“Where no counsel is, the people fall, but in the multitude of counselors there is safety.”
A few months ago, on the way home from the university, I found a folder with this motto in my mailbox, the motto of the Mossad, Israel’s national intelligence agency. It was a drab-looking government envelope, the sort one might expect to receive from the municipality or the tax authorities. For me, however, it was supposed to contain the answer to a riddle I had pondered for almost four years. Since I began my work on the book “Fugitives: A History of Nazi Mercenaries During the Cold War,” I was fascinated, yet troubled, by persistent rumors that the Israeli Mossad worked with former Nazis, among them war criminals, in the context of the Israeli-Arab conflict.
Rumors on this murky subject had in fact been circulating for years. In 1967, the Polish culture minister, Kazimierz Rusinek, declared that “it is no secret, that many Nazi criminals serve the Israeli state and live in its territory. I cannot give you a precise number, but I’m certain that more than [one] thousand professionals of the Nazi Wehrmacht serve as military advisers to the Israeli Army.” This communist propaganda was of course overblown. There were not “one thousand” former Nazis working with Israel, not hundreds and not even dozens. But were there, at least, several?
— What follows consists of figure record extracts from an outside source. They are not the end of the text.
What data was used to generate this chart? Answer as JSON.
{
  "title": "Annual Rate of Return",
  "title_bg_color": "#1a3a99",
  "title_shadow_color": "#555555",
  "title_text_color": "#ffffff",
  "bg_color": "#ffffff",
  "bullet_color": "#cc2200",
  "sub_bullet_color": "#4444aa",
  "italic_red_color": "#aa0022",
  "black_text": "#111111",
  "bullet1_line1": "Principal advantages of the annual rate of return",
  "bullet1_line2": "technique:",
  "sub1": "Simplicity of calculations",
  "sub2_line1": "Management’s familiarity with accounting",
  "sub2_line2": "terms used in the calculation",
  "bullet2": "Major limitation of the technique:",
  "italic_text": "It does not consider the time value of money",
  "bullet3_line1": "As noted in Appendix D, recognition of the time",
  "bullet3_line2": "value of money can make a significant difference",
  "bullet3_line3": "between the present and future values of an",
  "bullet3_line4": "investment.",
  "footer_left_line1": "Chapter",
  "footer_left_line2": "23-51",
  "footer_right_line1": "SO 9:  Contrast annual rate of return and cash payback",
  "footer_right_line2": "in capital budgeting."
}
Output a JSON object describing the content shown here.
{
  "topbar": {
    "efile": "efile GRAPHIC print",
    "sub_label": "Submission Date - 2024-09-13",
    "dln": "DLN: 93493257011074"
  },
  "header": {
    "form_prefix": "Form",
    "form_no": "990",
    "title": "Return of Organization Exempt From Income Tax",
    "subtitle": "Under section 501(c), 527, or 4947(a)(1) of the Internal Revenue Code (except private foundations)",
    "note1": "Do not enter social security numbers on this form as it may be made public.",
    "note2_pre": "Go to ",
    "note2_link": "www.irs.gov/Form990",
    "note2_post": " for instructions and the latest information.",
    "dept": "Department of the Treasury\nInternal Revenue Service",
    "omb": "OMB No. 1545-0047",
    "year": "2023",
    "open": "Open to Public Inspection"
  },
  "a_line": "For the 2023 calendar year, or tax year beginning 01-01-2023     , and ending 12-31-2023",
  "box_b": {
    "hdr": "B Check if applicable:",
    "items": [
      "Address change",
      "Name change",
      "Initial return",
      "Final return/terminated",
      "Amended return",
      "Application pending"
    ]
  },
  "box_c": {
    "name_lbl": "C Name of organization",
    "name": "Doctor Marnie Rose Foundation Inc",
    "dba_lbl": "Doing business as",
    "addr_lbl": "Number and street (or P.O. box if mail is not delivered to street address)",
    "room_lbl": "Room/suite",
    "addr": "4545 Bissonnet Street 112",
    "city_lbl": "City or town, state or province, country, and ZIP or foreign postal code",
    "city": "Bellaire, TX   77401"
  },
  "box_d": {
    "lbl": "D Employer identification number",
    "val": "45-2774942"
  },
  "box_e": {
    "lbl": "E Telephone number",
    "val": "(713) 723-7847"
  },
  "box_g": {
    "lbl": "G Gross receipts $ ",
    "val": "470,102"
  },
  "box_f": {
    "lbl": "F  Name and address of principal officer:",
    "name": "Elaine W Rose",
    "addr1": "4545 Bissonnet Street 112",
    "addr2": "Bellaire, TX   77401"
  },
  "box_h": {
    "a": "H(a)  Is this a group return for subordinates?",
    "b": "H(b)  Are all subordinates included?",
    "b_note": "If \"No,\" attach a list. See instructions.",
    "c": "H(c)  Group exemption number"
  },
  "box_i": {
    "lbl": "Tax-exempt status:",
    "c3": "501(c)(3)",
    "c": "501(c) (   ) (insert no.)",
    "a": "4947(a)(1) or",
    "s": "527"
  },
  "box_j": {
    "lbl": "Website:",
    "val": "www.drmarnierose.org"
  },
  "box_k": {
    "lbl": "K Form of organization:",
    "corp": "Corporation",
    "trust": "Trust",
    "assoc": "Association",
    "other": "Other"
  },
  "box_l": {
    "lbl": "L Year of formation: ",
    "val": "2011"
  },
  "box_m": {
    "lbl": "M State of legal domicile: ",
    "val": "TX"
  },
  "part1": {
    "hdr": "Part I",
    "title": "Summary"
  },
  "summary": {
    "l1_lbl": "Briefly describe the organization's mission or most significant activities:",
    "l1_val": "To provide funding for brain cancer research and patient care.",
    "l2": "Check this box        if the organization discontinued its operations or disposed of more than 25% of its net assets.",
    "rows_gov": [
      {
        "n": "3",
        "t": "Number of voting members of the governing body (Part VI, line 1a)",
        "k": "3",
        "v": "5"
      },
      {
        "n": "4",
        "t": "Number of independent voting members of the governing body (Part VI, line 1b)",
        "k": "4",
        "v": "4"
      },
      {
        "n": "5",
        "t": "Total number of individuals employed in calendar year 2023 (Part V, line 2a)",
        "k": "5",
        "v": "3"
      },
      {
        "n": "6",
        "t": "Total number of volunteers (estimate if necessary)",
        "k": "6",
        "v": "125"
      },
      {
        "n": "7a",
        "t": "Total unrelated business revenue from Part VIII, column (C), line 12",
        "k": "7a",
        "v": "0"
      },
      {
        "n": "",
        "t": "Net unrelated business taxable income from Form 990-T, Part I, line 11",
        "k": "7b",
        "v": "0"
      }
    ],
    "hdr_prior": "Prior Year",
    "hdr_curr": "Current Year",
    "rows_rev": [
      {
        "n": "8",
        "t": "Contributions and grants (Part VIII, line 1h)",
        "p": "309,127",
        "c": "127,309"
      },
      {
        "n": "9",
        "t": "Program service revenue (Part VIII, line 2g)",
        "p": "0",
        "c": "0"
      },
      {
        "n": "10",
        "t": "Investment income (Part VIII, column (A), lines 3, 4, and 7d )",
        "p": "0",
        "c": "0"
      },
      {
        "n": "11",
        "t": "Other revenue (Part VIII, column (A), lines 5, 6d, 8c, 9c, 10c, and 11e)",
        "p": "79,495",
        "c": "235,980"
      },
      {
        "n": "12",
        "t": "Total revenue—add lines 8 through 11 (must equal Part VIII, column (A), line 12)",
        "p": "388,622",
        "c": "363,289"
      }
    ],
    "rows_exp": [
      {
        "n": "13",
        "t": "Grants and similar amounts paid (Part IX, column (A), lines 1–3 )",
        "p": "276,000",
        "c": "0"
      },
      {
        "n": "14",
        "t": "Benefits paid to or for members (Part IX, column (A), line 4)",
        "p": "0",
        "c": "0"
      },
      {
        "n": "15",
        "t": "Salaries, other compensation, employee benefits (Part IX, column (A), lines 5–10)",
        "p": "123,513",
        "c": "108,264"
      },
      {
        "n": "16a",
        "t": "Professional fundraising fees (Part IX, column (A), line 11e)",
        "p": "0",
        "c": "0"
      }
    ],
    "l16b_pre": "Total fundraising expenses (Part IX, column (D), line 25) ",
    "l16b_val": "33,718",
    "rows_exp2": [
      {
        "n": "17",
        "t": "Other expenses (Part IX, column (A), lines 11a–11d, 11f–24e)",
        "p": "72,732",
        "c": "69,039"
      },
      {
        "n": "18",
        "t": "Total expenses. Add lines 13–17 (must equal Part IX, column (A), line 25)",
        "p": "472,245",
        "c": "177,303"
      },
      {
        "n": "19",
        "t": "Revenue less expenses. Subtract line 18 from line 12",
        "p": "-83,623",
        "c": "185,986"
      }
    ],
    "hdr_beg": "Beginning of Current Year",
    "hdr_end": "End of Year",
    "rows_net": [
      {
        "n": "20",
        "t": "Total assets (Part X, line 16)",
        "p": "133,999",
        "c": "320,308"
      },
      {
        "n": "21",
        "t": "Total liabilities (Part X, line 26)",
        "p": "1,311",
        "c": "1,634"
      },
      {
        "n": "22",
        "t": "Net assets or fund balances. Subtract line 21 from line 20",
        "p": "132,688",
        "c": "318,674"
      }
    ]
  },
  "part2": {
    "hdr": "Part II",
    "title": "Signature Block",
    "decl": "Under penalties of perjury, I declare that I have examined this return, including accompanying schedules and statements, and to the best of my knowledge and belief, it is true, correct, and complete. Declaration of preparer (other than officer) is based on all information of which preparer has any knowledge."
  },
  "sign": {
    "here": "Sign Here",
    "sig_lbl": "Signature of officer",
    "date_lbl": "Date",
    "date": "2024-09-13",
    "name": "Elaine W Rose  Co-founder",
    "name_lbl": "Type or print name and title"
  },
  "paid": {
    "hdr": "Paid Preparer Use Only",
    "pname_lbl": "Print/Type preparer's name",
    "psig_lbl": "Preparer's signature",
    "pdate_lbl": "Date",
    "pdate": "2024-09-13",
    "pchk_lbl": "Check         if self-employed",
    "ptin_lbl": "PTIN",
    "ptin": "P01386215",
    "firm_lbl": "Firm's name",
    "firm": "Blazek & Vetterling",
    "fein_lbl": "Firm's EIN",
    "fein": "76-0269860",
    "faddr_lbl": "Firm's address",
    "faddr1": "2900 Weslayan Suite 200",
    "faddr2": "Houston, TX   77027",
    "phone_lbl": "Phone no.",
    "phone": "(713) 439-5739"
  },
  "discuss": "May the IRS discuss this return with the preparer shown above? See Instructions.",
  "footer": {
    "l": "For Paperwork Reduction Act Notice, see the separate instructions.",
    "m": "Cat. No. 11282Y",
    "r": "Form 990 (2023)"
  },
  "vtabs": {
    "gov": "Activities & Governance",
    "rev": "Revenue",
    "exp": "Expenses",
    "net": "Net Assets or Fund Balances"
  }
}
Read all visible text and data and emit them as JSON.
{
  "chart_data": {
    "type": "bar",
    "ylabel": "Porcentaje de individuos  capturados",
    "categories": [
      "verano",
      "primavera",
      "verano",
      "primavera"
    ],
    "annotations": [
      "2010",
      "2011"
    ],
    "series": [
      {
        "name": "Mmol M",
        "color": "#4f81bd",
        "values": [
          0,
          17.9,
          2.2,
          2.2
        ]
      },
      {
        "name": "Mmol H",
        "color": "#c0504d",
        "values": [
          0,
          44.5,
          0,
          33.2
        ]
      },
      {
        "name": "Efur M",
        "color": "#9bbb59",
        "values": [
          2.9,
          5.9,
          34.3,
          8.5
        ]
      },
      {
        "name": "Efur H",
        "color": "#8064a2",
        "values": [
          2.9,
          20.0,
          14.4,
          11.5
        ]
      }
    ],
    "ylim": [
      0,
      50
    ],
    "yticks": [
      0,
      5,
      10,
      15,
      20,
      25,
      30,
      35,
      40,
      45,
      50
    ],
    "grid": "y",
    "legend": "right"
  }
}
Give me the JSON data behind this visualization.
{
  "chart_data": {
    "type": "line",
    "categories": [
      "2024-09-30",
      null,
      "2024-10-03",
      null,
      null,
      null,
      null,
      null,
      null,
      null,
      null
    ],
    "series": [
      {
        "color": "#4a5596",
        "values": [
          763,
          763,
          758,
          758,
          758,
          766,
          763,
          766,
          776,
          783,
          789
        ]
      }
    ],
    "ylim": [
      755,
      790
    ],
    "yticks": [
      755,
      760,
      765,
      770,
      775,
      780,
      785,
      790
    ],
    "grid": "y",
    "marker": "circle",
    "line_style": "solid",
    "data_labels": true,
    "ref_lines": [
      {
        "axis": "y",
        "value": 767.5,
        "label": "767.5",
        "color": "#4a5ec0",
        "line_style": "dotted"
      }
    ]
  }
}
Later, reporters, not all of them hostile to Israel, mentioned specifically one name: Otto Skorzeny, Hitler’s favorite commando leader. Did Skorzeny, in fact, cooperate with the Mossad in the 1960s, and for how long? And if so, why? Why did Israeli intelligence leaders, some of them Holocaust survivors, agree to bond with him? That was the question that the drab-looking Mossad envelope was supposed to answer.